The assessment of the proposed augmented dataset presented in this study is performed by using it in the NER fine-tuning of LLMs, comparing the obtained results with the performances obtained using the original two datasets. We fine-tuned two NER models tailored to the cyber security domain, namely SecBert1 and SecureBERT [ 12 ], both available on the Hugging Face LLM repository. These models, respectively built upon BERT [ 13 ] and RoBERTa [ 14 ] architectures, have been pre-trained on large corpora in the cyber security domain, demonstrating that they are both able to provide improved results when fine-tuned for NLP tasks in the same domain. In addition to these models, we also trained two baseline models, BERT-base-cased and RoBERTa-base, using them as benchmarks for a comparison against the specialized models. The evaluation is based on standard NER metrics (P, R, and F1) calculated at the token level. The obtained results, summarized in Table 3, provided insights into each model’s efectiveness and generalization capability on the cyber security NER task. When comparing the performance across all datasets, it is evident that the merged dataset significantly improves the NER model results, showcasing its ability to enhance the performance through richer and more diverse entity coverage, also when used with general-domain LLMs. On the other hand, the datasets (including the original ones) have some very unbalanced classes, and this can limit their performances, as well as their generalization capabilities, causing in some experiments lower performances, compared with the expected ones.

The merged dataset, including the documentation on the annotation scheme, and the fine-tuned NER models are publicly available on the SoBigData research infrastructure2.

This work presented a cyber security NER dataset, obtained by combining APTNER and CyNER datasets, with the purposes of addressing the scarcity of open cyber security NER corpora and improving the performances of the original ones. The merged dataset standardizes and harmonizes entity types across diferent sources, providing a comprehensive and diverse set of annotations. Our experiments demonstrated that the proposed dataset significantly enhances model performance, highlighting its ability to improve the recognition capabilities of NER models in the cyber security domain.
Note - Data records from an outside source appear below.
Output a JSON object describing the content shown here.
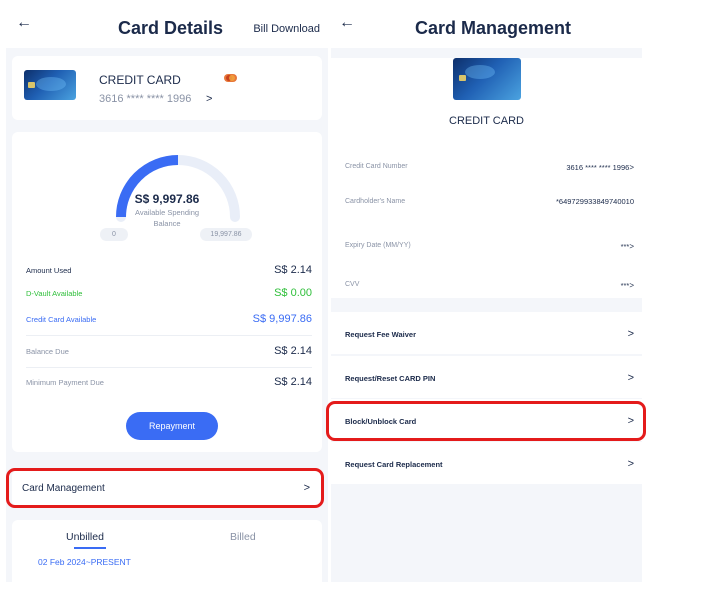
{
  "left": {
    "title": "Card Details",
    "back_icon": "←",
    "bill_download": "Bill Download",
    "card": {
      "name": "CREDIT CARD",
      "number": "3616 **** **** 1996",
      "chevron": ">"
    },
    "gauge": {
      "amount": "S$ 9,997.86",
      "caption_line1": "Available Spending",
      "caption_line2": "Balance",
      "min": "0",
      "max": "19,997.86",
      "fill_fraction": 0.5,
      "fill_color": "#3a6cf4",
      "track_color": "#e9eef8"
    },
    "rows": [
      {
        "label": "Amount Used",
        "value": "S$ 2.14"
      },
      {
        "label": "D-Vault Available",
        "value": "S$ 0.00"
      },
      {
        "label": "Credit Card Available",
        "value": "S$ 9,997.86"
      },
      {
        "label": "Balance Due",
        "value": "S$ 2.14"
      },
      {
        "label": "Minimum Payment Due",
        "value": "S$ 2.14"
      }
    ],
    "repayment_button": "Repayment",
    "card_management": {
      "label": "Card Management",
      "chevron": ">"
    },
    "tabs": {
      "unbilled": "Unbilled",
      "billed": "Billed"
    },
    "period": "02 Feb 2024~PRESENT"
  },
  "right": {
    "title": "Card Management",
    "back_icon": "←",
    "card_name": "CREDIT CARD",
    "info_rows": [
      {
        "label": "Credit Card Number",
        "value": "3616 **** **** 1996",
        "chevron": ">"
      },
      {
        "label": "Cardholder's Name",
        "value": "*649729933849740010",
        "chevron": ""
      },
      {
        "label": "Expiry Date (MM/YY)",
        "value": "***",
        "chevron": ">"
      },
      {
        "label": "CVV",
        "value": "***",
        "chevron": ">"
      }
    ],
    "actions": [
      {
        "label": "Request Fee Waiver",
        "chevron": ">"
      },
      {
        "label": "Request/Reset CARD PIN",
        "chevron": ">"
      },
      {
        "label": "Block/Unblock Card",
        "chevron": ">"
      },
      {
        "label": "Request Card Replacement",
        "chevron": ">"
      }
    ]
  },
  "colors": {
    "accent": "#3a6cf4",
    "green": "#2fbf3a",
    "highlight": "#e41b1b",
    "text": "#1b2a4a"
  }
}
Future work could focus on further expanding the dataset by integrating additional cyber security corpora to cover a wider range of entities and scenarios, as well as to reduce the unbalance of the dataset, also leveraging augmenting techniques or semi-supervised annotation approaches [ 15 ]. Additionally, exploring transfer learning techniques to apply the knowledge gained from this dataset to other related tasks in cyber security, such as threat detection and incident response, could be highly beneficial. Finally, it would be valuable to investigate the impact of diferent annotation schemes and entity definitions on model performance, to refine further and optimize the dataset.